Systemic inequalities put Black Americans at higher risk for many diseases than white Americans, but even within medical institutions equipped to treat these diseases, Black patients are often denied the highest caliber of care. New startup Spora aims to improve medical equity by providing a telehealth platform and resource tool designed specifically to help patients of color.

Serena Williams’ story of doctors dismissing her prenatal complications, which turned out to be potentially fatal blood clots in her lungs, is just one famous case of the inadequate care many Black Americans receive at medical facilities every day. Spora’s tool addresses this problem with a platform equipped with culturally competent doctors, nurses, and physicians’ assistants. It’s also designed to reach populations that have traditionally struggled to find adequate healthcare.

In addition to a collection of competent doctors, the platform also features an internal program that trains doctors on how to better treat patients of color.
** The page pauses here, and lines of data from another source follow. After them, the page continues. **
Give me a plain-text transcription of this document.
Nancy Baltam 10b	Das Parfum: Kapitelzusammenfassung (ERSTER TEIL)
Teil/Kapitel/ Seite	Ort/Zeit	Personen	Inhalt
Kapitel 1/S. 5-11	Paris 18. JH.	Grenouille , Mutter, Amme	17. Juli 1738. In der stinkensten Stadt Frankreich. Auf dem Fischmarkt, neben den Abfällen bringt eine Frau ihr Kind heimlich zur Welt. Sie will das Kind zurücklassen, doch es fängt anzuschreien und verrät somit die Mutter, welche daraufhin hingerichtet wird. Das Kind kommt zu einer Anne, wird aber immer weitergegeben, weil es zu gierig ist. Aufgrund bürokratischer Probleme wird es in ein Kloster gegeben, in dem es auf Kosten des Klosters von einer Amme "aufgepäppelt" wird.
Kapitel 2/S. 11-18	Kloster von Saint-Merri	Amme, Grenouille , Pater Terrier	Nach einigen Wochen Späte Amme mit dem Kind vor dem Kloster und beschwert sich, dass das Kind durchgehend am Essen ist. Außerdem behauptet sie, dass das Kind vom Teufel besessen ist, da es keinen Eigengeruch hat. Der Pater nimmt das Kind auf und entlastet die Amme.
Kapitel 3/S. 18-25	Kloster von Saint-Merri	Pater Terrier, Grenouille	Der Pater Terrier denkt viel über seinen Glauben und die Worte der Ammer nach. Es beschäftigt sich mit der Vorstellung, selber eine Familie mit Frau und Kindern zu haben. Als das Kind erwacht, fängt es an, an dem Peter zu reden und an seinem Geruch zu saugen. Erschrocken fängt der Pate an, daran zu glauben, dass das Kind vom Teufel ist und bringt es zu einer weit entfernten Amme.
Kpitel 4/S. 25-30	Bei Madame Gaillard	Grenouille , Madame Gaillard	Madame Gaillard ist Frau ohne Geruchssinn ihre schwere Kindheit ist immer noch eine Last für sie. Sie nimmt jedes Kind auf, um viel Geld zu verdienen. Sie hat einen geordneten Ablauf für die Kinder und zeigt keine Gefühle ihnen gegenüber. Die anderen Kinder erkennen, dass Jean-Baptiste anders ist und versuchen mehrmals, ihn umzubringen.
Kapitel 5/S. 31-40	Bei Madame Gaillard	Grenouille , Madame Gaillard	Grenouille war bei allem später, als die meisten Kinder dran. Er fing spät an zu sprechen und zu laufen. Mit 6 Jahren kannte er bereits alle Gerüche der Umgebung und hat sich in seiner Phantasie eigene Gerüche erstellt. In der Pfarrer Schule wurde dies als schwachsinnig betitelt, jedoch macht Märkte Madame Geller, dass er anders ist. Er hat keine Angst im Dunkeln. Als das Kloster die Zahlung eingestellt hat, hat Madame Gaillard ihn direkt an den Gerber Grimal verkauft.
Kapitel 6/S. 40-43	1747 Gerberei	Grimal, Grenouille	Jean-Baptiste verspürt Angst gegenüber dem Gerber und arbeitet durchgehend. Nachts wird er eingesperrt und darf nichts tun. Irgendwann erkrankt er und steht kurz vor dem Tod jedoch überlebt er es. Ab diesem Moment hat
This means training on a medical approach that is collaborative with patients and takes into account cultural factors, medical history, racial disparities, and past trauma.

Whether conscious or unconscious, racial biases are built into every US institution, including the medical field. From dermatology studies focusing almost exclusively on white skin, to a lack of data on how environmental racism affects health outcomes, the medical system inherently puts patients of color at a disadvantage, but Spora takes these factors into account.

For example, Spora user and physician assistant Alysha Henry-Johnson notes that her husband is from Jamaica, where the traditional diet encompasses high amounts of rice and peas. Telling a Jamaican patient at risk for diabetes to simply cut out rice likely won’t result in significant changes, but offering up the substitution of cauliflower rice or decreasing portion sizes are feasible and culturally attentive adjustments.

So far, Spora’s services are available in Virginia, Pennsylvania, Tennessee, and Florida. The program costs hospitals just $10 per month or $120 per year.